Magickal acts may be performed by individuals on their own behalf, or a magician with specialized knowledge of the rites may be consulted. In some societies associations of magickal specialists exist. Magickal knowledge is sometimes bought and sold or can be passed on through inheritance. The magician, both in the preparation and the performance of a rite, may need to be aware of a complex set of rules and restrictions, such as food taboos, that may influence the efficacy and safety of the magick.

Sir Edward Tylor and Sir James Frazer, who advanced influential anthropological theories of magick in the late 19th and early 20th centuries, saw it as pseudoscientific. Tylor proposed that magick was based in the erroneous equation of physical causality with the association of ideas. This notion was elaborated by Frazer, who saw two basic principles in magickal thought: that like produces like and that an effect resembles its cause, and that things formerly in contact continue to act on one another.
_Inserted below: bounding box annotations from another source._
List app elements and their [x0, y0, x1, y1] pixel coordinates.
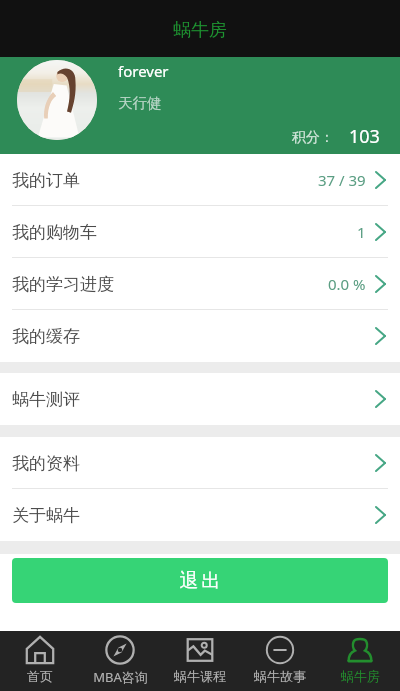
staticText: 天行健: [118, 94, 162, 112]
staticText: 退出: [178, 569, 222, 593]
staticText: 蜗牛课程: [174, 668, 226, 684]
staticText: 蜗牛房: [173, 19, 227, 42]
button[interactable]: 我的学习进度: [0, 258, 400, 310]
staticText: 0.0 %: [328, 274, 366, 294]
staticText: MBA咨询: [93, 668, 148, 686]
button[interactable]: 蜗牛测评: [0, 373, 400, 425]
staticText: 我的学习进度: [12, 274, 114, 295]
staticText: 蜗牛房: [341, 668, 380, 684]
button[interactable]: 蜗牛课程: [160, 631, 240, 691]
button[interactable]: 蜗牛房: [320, 631, 400, 691]
button[interactable]: 我的资料: [0, 437, 400, 489]
button[interactable]: 退出: [12, 558, 388, 603]
staticText: forever: [118, 61, 169, 81]
button[interactable]: 我的缓存: [0, 310, 400, 362]
staticText: 我的缓存: [12, 326, 80, 347]
staticText: 首页: [27, 668, 53, 684]
staticText: 我的购物车: [12, 222, 97, 243]
staticText: 1: [357, 222, 366, 242]
staticText: 积分：: [292, 129, 334, 147]
button[interactable]: 我的订单: [0, 154, 400, 206]
button[interactable]: 我的购物车: [0, 206, 400, 258]
button[interactable]: 首页: [0, 631, 80, 691]
staticText: 37 / 39: [318, 170, 366, 190]
staticText: 关于蜗牛: [12, 505, 80, 526]
button[interactable]: 蜗牛故事: [240, 631, 320, 691]
button[interactable]: 关于蜗牛: [0, 489, 400, 541]
staticText: 我的资料: [12, 453, 80, 474]
staticText: 我的订单: [12, 170, 80, 191]
staticText: 103: [349, 124, 380, 149]
staticText: 蜗牛故事: [254, 668, 306, 684]
button[interactable]: MBA咨询: [80, 631, 160, 691]
staticText: 蜗牛测评: [12, 389, 80, 410]
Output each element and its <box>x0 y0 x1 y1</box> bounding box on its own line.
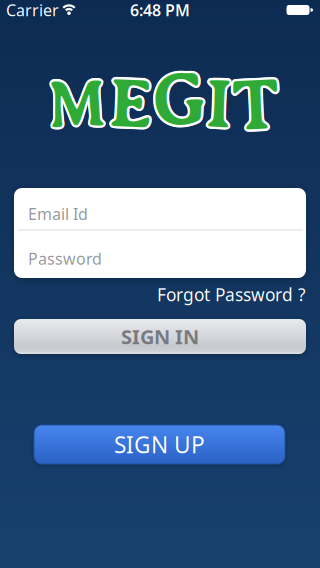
staticText: G <box>155 58 208 141</box>
staticText: E <box>108 67 151 144</box>
staticText: M <box>44 68 110 145</box>
staticText: G <box>150 58 203 141</box>
staticText: M <box>46 67 111 145</box>
staticText: M <box>47 65 112 143</box>
staticText: G <box>152 59 204 142</box>
staticText: T <box>230 65 277 145</box>
staticText: SIGN UP <box>114 429 205 460</box>
staticText: T <box>231 67 278 148</box>
staticText: T <box>234 64 280 144</box>
staticText: T <box>232 62 280 143</box>
staticText: M <box>42 64 107 142</box>
staticText: Forgot Password ? <box>157 283 306 306</box>
staticText: E <box>108 66 152 143</box>
staticText: G <box>155 59 208 143</box>
button[interactable]: Email Id <box>14 188 306 230</box>
staticText: E <box>107 66 150 144</box>
staticText: I <box>203 65 230 143</box>
staticText: E <box>111 62 154 140</box>
staticText: T <box>234 62 281 143</box>
staticText: T <box>232 67 280 148</box>
staticText: G <box>154 56 207 139</box>
button[interactable]: Forgot Password ? <box>157 283 306 306</box>
staticText: I <box>204 63 231 141</box>
staticText: T <box>234 66 280 146</box>
staticText: 6:48 PM <box>130 0 190 21</box>
staticText: M <box>47 64 112 142</box>
staticText: I <box>208 64 235 142</box>
staticText: M <box>44 64 108 142</box>
staticText: T <box>232 64 278 144</box>
staticText: I <box>206 66 234 144</box>
staticText: G <box>152 57 204 140</box>
staticText: M <box>43 67 108 145</box>
staticText: E <box>110 65 152 142</box>
staticText: T <box>235 65 282 145</box>
staticText: M <box>46 66 110 144</box>
staticText: SIGN IN <box>121 323 199 350</box>
staticText: G <box>151 60 204 144</box>
staticText: E <box>108 64 152 141</box>
staticText: I <box>207 63 234 141</box>
staticText: E <box>110 62 152 140</box>
staticText: G <box>152 58 206 141</box>
staticText: I <box>204 64 232 142</box>
staticText: E <box>110 67 152 145</box>
staticText: T <box>231 62 278 143</box>
staticText: G <box>152 60 206 144</box>
staticText: I <box>208 65 235 143</box>
staticText: E <box>110 64 154 141</box>
staticText: M <box>42 66 107 144</box>
staticText: G <box>150 59 203 143</box>
staticText: G <box>151 56 204 139</box>
staticText: T <box>234 67 281 148</box>
staticText: I <box>203 64 230 142</box>
staticText: G <box>154 57 206 140</box>
staticText: E <box>110 66 154 143</box>
staticText: M <box>44 63 110 140</box>
staticText: E <box>112 65 155 142</box>
staticText: T <box>230 66 277 147</box>
staticText: M <box>46 64 110 142</box>
staticText: G <box>150 56 203 140</box>
staticText: E <box>112 66 155 144</box>
staticText: M <box>44 66 108 144</box>
staticText: E <box>107 65 150 142</box>
staticText: T <box>230 63 277 144</box>
staticText: E <box>112 63 155 141</box>
staticText: M <box>43 63 108 141</box>
staticText: I <box>204 66 232 144</box>
staticText: I <box>206 64 234 142</box>
staticText: G <box>154 59 206 142</box>
staticText: G <box>152 55 206 139</box>
staticText: I <box>206 63 232 140</box>
staticText: I <box>204 67 231 145</box>
staticText: I <box>203 66 230 144</box>
button[interactable]: SIGN UP <box>34 425 285 464</box>
staticText: Password <box>28 248 102 269</box>
staticText: G <box>154 60 207 144</box>
staticText: I <box>206 65 232 143</box>
staticText: M <box>42 65 107 143</box>
staticText: I <box>207 67 234 145</box>
staticText: Carrier <box>6 0 59 21</box>
staticText: M <box>44 65 110 143</box>
staticText: T <box>232 66 278 146</box>
staticText: M <box>46 63 111 141</box>
button[interactable]: SIGN IN <box>14 319 306 354</box>
button[interactable]: Password <box>14 188 306 235</box>
staticText: E <box>111 67 154 144</box>
staticText: T <box>235 66 282 147</box>
staticText: E <box>107 63 150 141</box>
staticText: T <box>232 65 280 145</box>
staticText: I <box>206 68 232 145</box>
staticText: G <box>155 56 208 140</box>
staticText: T <box>235 63 282 144</box>
staticText: M <box>47 66 112 144</box>
staticText: I <box>208 66 235 144</box>
staticText: E <box>108 62 151 140</box>
staticText: Email Id <box>28 203 88 224</box>
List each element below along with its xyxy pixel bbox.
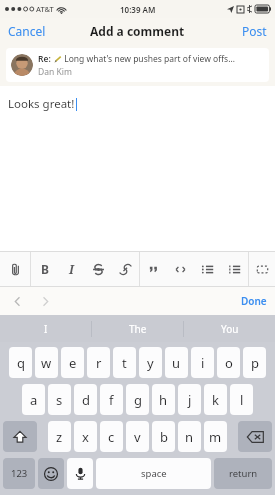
button[interactable]: The <box>92 315 183 342</box>
button[interactable]: Code <box>167 252 194 286</box>
button[interactable]: l <box>230 384 253 415</box>
button[interactable]: h <box>152 384 175 415</box>
button[interactable]: Shift <box>3 421 37 452</box>
staticText: a <box>30 391 38 409</box>
staticText: 123 <box>11 467 28 480</box>
button[interactable]: Numbered list <box>221 252 248 286</box>
staticText: Add a comment <box>90 23 185 39</box>
button[interactable]: Previous field <box>6 290 28 312</box>
button[interactable]: Done <box>233 287 275 315</box>
button[interactable]: Quote <box>140 252 167 286</box>
button[interactable]: o <box>217 347 240 378</box>
button[interactable]: p <box>243 347 266 378</box>
button[interactable]: n <box>178 421 201 452</box>
staticText: Post <box>242 23 267 39</box>
button[interactable]: e <box>61 347 84 378</box>
button[interactable]: I <box>58 252 85 286</box>
staticText: f <box>109 391 114 409</box>
button[interactable]: x <box>74 421 97 452</box>
button[interactable]: Next field <box>34 290 56 312</box>
button[interactable]: Cancel <box>0 18 54 44</box>
button[interactable]: u <box>165 347 188 378</box>
staticText: Dan Kim <box>38 66 72 78</box>
button[interactable]: b <box>152 421 175 452</box>
staticText: AT&T <box>36 4 54 14</box>
button[interactable]: d <box>74 384 97 415</box>
button[interactable]: space <box>96 458 211 489</box>
staticText: m <box>209 428 222 446</box>
button[interactable]: Re: <box>6 48 269 82</box>
button[interactable]: m <box>204 421 227 452</box>
staticText: q <box>17 354 25 372</box>
button[interactable]: You <box>184 315 275 342</box>
staticText: I <box>69 261 74 277</box>
staticText: The <box>129 322 147 336</box>
button[interactable]: B <box>31 252 58 286</box>
staticText: Re: <box>38 53 53 65</box>
staticText: h <box>159 391 168 409</box>
staticText: p <box>251 354 259 372</box>
staticText: Done <box>241 294 267 308</box>
staticText: n <box>185 428 194 446</box>
button[interactable]: c <box>100 421 123 452</box>
staticText: c <box>108 428 115 446</box>
button[interactable]: Attach <box>0 252 30 286</box>
staticText: l <box>240 391 244 409</box>
button[interactable]: g <box>126 384 149 415</box>
button[interactable]: Dictate <box>67 458 93 489</box>
staticText: t <box>122 354 127 372</box>
staticText: e <box>69 354 77 372</box>
staticText: Looks great! <box>8 96 75 112</box>
button[interactable]: v <box>126 421 149 452</box>
staticText: return <box>229 467 258 480</box>
staticText: i <box>201 354 205 372</box>
button[interactable]: t <box>113 347 136 378</box>
button[interactable]: Post <box>234 18 275 44</box>
staticText: x <box>82 428 89 446</box>
button[interactable]: j <box>178 384 201 415</box>
button[interactable]: 123 <box>3 458 35 489</box>
staticText: 10:39 AM <box>120 4 156 15</box>
button[interactable]: Link <box>112 252 139 286</box>
staticText: g <box>134 391 142 409</box>
staticText: z <box>56 428 63 446</box>
button[interactable]: return <box>214 458 272 489</box>
button[interactable]: Looks great! <box>0 86 275 251</box>
staticText: space <box>141 467 167 480</box>
staticText: y <box>147 354 154 372</box>
staticText: u <box>172 354 181 372</box>
button[interactable]: a <box>22 384 45 415</box>
staticText: o <box>225 354 233 372</box>
button[interactable]: Delete <box>238 421 272 452</box>
staticText: s <box>56 391 63 409</box>
staticText: d <box>82 391 90 409</box>
staticText: v <box>134 428 141 446</box>
button[interactable]: z <box>48 421 71 452</box>
staticText: k <box>212 391 219 409</box>
button[interactable]: f <box>100 384 123 415</box>
staticText: B <box>41 261 49 277</box>
button[interactable]: Emoji <box>38 458 64 489</box>
staticText: r <box>96 354 102 372</box>
button[interactable]: r <box>87 347 110 378</box>
button[interactable]: Strikethrough <box>85 252 112 286</box>
button[interactable]: Bulleted list <box>194 252 221 286</box>
button[interactable]: q <box>9 347 32 378</box>
button[interactable]: s <box>48 384 71 415</box>
button[interactable]: I <box>0 315 91 342</box>
staticText: j <box>188 391 192 409</box>
button[interactable]: More <box>249 252 275 286</box>
staticText: You <box>221 322 239 336</box>
staticText: Cancel <box>8 23 46 39</box>
staticText: Long what's new pushes part of view offs… <box>62 53 235 65</box>
button[interactable]: y <box>139 347 162 378</box>
staticText: w <box>41 354 52 372</box>
button[interactable]: k <box>204 384 227 415</box>
staticText: I <box>44 322 48 336</box>
button[interactable]: w <box>35 347 58 378</box>
button[interactable]: i <box>191 347 214 378</box>
staticText: b <box>160 428 168 446</box>
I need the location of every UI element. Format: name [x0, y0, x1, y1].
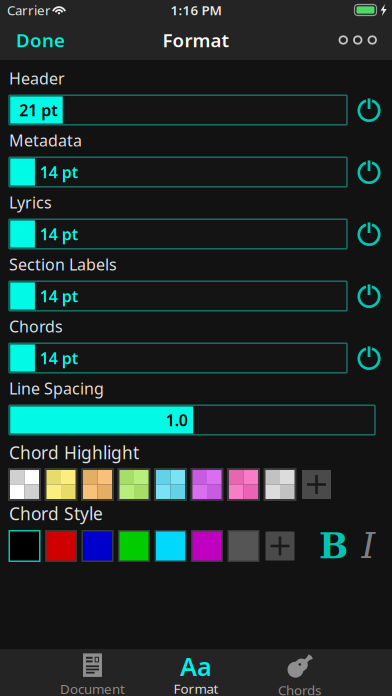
button[interactable]: Reset Metadata [352, 156, 386, 188]
staticText: I [362, 526, 376, 566]
staticText: Format [174, 680, 218, 696]
button[interactable]: Highlight colour [154, 469, 187, 500]
staticText: Chords [278, 681, 321, 696]
button[interactable]: Add colour [300, 469, 333, 500]
button[interactable]: Aa [144, 649, 248, 696]
staticText: 1.0 [166, 409, 188, 431]
staticText: Document [60, 680, 125, 696]
button[interactable]: Chord colour [81, 530, 114, 562]
button[interactable]: Chord colour [8, 530, 41, 562]
button[interactable]: Reset Chords [352, 342, 386, 374]
staticText: Line Spacing [9, 378, 104, 399]
staticText: Aa [180, 649, 212, 683]
button[interactable]: Highlight colour [227, 469, 260, 500]
button[interactable]: Done [0, 20, 75, 60]
staticText: Lyrics [9, 192, 52, 213]
button[interactable]: Highlight colour [44, 469, 78, 500]
button[interactable]: Chord colour [118, 530, 150, 562]
staticText: Carrier [7, 1, 51, 19]
button[interactable]: Highlight colour [8, 469, 41, 500]
button[interactable]: Italic [358, 530, 380, 562]
button[interactable]: Bold [318, 530, 348, 562]
button[interactable]: Chord colour [227, 530, 260, 562]
button[interactable]: Highlight colour [81, 469, 114, 500]
button[interactable]: Reset Lyrics [352, 218, 386, 250]
staticText: B [319, 526, 348, 566]
staticText: 14 pt [40, 285, 78, 307]
button[interactable]: Add colour [264, 530, 296, 562]
staticText: Chord Highlight [9, 441, 139, 464]
button[interactable]: Highlight colour [264, 469, 296, 500]
staticText: Header [9, 68, 65, 89]
button[interactable]: Chord colour [44, 530, 78, 562]
staticText: Format [162, 28, 230, 52]
staticText: Done [16, 28, 65, 52]
staticText: Metadata [9, 130, 82, 151]
button[interactable]: Chords [248, 649, 351, 696]
staticText: 14 pt [40, 161, 78, 183]
button[interactable]: Document [41, 649, 144, 696]
button[interactable]: More options [330, 20, 392, 60]
button[interactable]: Chord colour [190, 530, 224, 562]
staticText: 21 pt [19, 99, 57, 121]
staticText: Section Labels [9, 254, 117, 275]
staticText: 14 pt [40, 223, 78, 245]
staticText: 14 pt [40, 347, 78, 369]
staticText: Chord Style [9, 502, 103, 525]
button[interactable]: Reset Section Labels [352, 280, 386, 312]
button[interactable]: Chord colour [154, 530, 187, 562]
button[interactable]: Reset Header [352, 94, 386, 126]
button[interactable]: Highlight colour [118, 469, 150, 500]
staticText: 1:16 PM [170, 1, 222, 19]
button[interactable]: Highlight colour [190, 469, 224, 500]
staticText: Chords [9, 316, 63, 337]
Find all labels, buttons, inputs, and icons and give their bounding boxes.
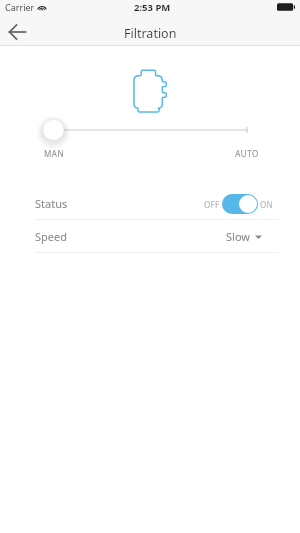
- staticText: Status: [35, 196, 68, 211]
- staticText: 2:53 PM: [134, 1, 171, 14]
- staticText: AUTO: [227, 148, 267, 158]
- button[interactable]: Back: [2, 20, 32, 46]
- staticText: Slow: [226, 229, 250, 244]
- button[interactable]: Mode slider: manual to auto: [0, 118, 300, 142]
- button[interactable]: Status: [0, 187, 300, 220]
- button[interactable]: Status on: [204, 194, 273, 214]
- staticText: Filtration: [124, 25, 177, 42]
- staticText: Speed: [35, 229, 67, 244]
- button[interactable]: Speed: [0, 220, 300, 253]
- staticText: ON: [260, 199, 273, 210]
- button[interactable]: Slow: [226, 229, 262, 244]
- staticText: OFF: [204, 199, 220, 210]
- staticText: Carrier: [5, 1, 35, 13]
- staticText: MAN: [34, 148, 74, 158]
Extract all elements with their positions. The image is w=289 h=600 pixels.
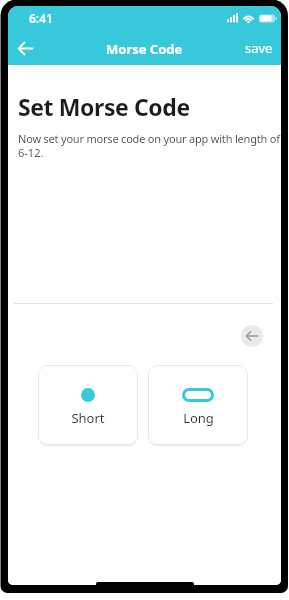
staticText: 6:41 xyxy=(29,10,53,26)
staticText: save xyxy=(245,39,273,57)
staticText: Short xyxy=(71,409,105,427)
button[interactable] xyxy=(241,325,263,347)
button[interactable] xyxy=(11,36,39,60)
staticText: Long xyxy=(183,409,214,427)
staticText: Morse Code xyxy=(106,40,183,58)
button[interactable]: Long xyxy=(148,365,248,445)
button[interactable]: Short xyxy=(38,365,138,445)
staticText: Now set your morse code on your app with… xyxy=(18,131,280,146)
staticText: 6-12. xyxy=(18,145,44,160)
button[interactable]: save xyxy=(245,35,273,53)
staticText: Set Morse Code xyxy=(18,91,190,122)
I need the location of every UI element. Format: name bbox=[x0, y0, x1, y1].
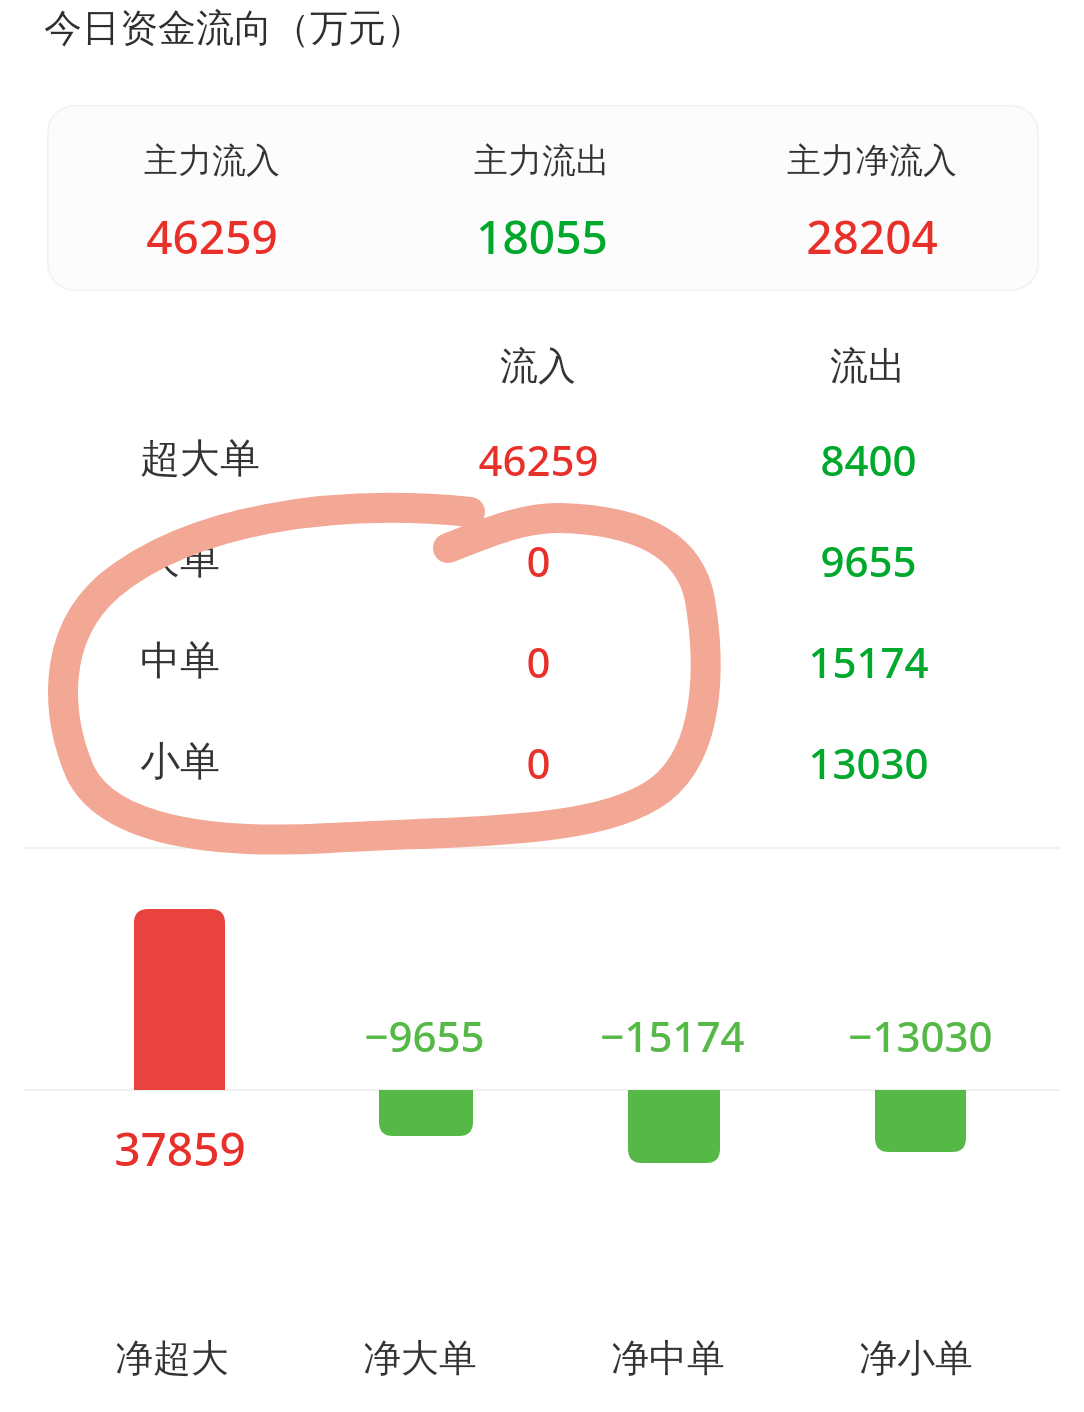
staticText: 9655 bbox=[820, 532, 917, 589]
button[interactable] bbox=[24, 714, 1060, 810]
staticText: 主力净流入 bbox=[787, 139, 957, 182]
button[interactable]: 今日资金流向（万元） bbox=[44, 4, 424, 52]
button[interactable] bbox=[24, 613, 1060, 709]
staticText: 大单 bbox=[140, 534, 220, 584]
staticText: 净中单 bbox=[611, 1334, 725, 1382]
button[interactable] bbox=[42, 1315, 302, 1405]
staticText: 46259 bbox=[478, 431, 599, 488]
staticText: −13030 bbox=[848, 1007, 993, 1064]
button[interactable] bbox=[538, 1315, 798, 1405]
staticText: 28204 bbox=[806, 205, 938, 268]
staticText: 13030 bbox=[808, 734, 929, 791]
staticText: −9655 bbox=[364, 1007, 485, 1064]
staticText: 18055 bbox=[476, 205, 608, 268]
staticText: 0 bbox=[526, 532, 551, 589]
staticText: 净超大 bbox=[115, 1334, 229, 1382]
staticText: 小单 bbox=[140, 736, 220, 786]
button[interactable] bbox=[24, 411, 1060, 507]
staticText: −15174 bbox=[600, 1007, 745, 1064]
staticText: 净大单 bbox=[363, 1334, 477, 1382]
button[interactable] bbox=[48, 106, 1038, 290]
button[interactable] bbox=[786, 1315, 1046, 1405]
staticText: 0 bbox=[526, 633, 551, 690]
staticText: 主力流出 bbox=[474, 139, 610, 182]
staticText: 中单 bbox=[140, 635, 220, 685]
staticText: 46259 bbox=[146, 205, 278, 268]
staticText: 流出 bbox=[830, 342, 906, 390]
staticText: 今日资金流向（万元） bbox=[44, 4, 424, 52]
staticText: 8400 bbox=[820, 431, 917, 488]
staticText: 流入 bbox=[500, 342, 576, 390]
staticText: 37859 bbox=[114, 1117, 246, 1180]
staticText: 主力流入 bbox=[144, 139, 280, 182]
staticText: 0 bbox=[526, 734, 551, 791]
button[interactable] bbox=[290, 1315, 550, 1405]
staticText: 15174 bbox=[808, 633, 929, 690]
button[interactable] bbox=[24, 512, 1060, 608]
staticText: 超大单 bbox=[140, 433, 260, 483]
staticText: 净小单 bbox=[859, 1334, 973, 1382]
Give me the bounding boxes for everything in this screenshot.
The magick based on similarity he termed homeopathic, that based on contact contagious. The destruction of a victim's likeness is homeopathic magick, the burning of a lock of his hair for the same destructive purpose is contagious magick. These are the two forms of sympathetic magick.

Frazer fitted magick into an evolutionary scheme in which, as its techniques were found unproductive, magick would be succeeded by religion, which in turn would be followed by scientific enlightenment. The influential sociologist Emile Durkheim, however, stressed the dependence of magick on collective religious belief and ritual. Magick contrasted with religion in that it did not involve a church, a moral community, but its powers were derived from notions of the sacred established within such a community. After working (1914-18) among the Trobriand Islanders, the anthropologist Bronislaw Malinowski developed a pragmatic theory of magick that stressed its psychological value. Where there is uncertainty of practical success of the outcome of uncontrollable events, magickal acts, he suggested, reduce the anxieties involved, thus widening the apparent range of an individual's ability to deal with the environment. Through work in the 1920s and '30s with the Azande, Sir Edward Evans-Pritchard provided an account of magick functioning in a full social context as part of a logically coherent belief system. The emphasis on viewing magick as part of a total belief system and on the contexts of magickal action has continued in many contemporary studies.